In the Tumor samples folders, the result files are:

  • The Tumor BAM file (named {SAMPLE_NAME}_tum.bam).
  • The BAI file associated to the BAM (named {SAMPLE_NAME}_tum.bam.bai).
  • The somatic VCF file (named {SAMPLE_NAME}.vcf), that contains the somatic SNVs found in the sample.
  • The Excel of the annotation (named {SAMPLE_NAME}_filter.xlsx). It is similar to the Germinal Excel file.
  • The coverage folder, containing the coverage CSV file.
  • The HRD folder (“HRD_analysis”) with a CSV file named “all_HRDresults.csv”, which contains the information of the HRD value regarding the tumoral sample.
  • The MAF (Mutation Annotation Format) folder (named {SAMPLE_NAME}_maf_output) which contains one MAF file. This file contains all the annotated somatic variants of the tumor sample.
 

Furthermore, in the results sections you will find a HTML report (with the name {TUMOR_NAME}_{NORMAL_NAME}.html). The html file will contain all the information present in the single files:

  • Tumor Coverage
  • Normal Coverage
  • Tumor Somatic SNVs
  • Normal Germinal SNVs
  • CNA, Copy Number Alterations of the Tumor
  • HRD-score. Homologous Recombination Deficiency.

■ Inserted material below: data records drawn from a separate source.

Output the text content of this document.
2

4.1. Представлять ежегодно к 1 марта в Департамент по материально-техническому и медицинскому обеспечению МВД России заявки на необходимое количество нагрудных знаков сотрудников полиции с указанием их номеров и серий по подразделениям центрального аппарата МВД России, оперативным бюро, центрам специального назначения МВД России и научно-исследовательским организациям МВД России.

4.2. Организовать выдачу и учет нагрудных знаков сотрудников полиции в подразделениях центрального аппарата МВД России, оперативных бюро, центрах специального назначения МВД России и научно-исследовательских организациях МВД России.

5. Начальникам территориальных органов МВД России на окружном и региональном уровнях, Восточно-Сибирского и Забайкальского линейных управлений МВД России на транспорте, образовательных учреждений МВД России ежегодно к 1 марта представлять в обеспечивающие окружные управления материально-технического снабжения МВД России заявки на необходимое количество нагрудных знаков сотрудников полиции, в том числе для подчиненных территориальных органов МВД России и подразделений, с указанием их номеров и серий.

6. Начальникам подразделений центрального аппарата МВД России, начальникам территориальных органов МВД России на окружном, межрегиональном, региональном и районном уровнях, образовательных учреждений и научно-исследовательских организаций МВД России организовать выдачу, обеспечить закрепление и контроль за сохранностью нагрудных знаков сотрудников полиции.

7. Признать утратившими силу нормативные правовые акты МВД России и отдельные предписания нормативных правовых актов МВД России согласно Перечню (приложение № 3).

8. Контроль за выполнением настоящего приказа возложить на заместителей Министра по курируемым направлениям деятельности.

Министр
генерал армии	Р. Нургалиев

Figure 17: Report for sample

3.3.1 Somatic Annotation Excel

Figure 18: Annotation Excel

The annotation column are the same to the ones described in the Germinal analyses, except for one single extra column:

  • AMP: The AMP (American Association for Molecular Pathology) classification methodology is used for the interpretation and classification of somatic variants in cancer. The AMP classification system uses a Tier-based approach to categorize somatic variants into different levels of clinical significance: The Tier IV is the less severe and more likely to be benign, while and Tier I is the most severe situation.

3.3.2 HRD-score CSV

The HRD (Homologous Recombination Deficiency) score is a measure used in tumor analysis to assess the extent to which a tumor has defects in its ability to repair DNA through homologous recombination. It is composed of three measures:

  • Loss of Heterozygosity (LOH): LOH measures the extent of allelic imbalance or loss of one allele at certain genomic loci.
  • Telomeric Allelic Imbalance (TAI): TAI assesses allelic imbalances near the telomeres of chromosomes, which can be indicative of genomic instability.
  • Large-Scale State Transitions (LST): LST measures the number of large-scale transitions in copy number states across the genome.
 

In the csv file, you will find 5 columns: the sample name, the values of the previous three measures and the total HRD sum (Figure 19).

Figure 19: HRD-score CSV

3.3.3 MAF file

A somatic MAF file is a specific type of data file commonly used in cancer genomics and bioinformatics. It contains information about somatic mutations in cancer samples, including details about the genomic alterations present in tumor cells as compared to normal cells from the same individual.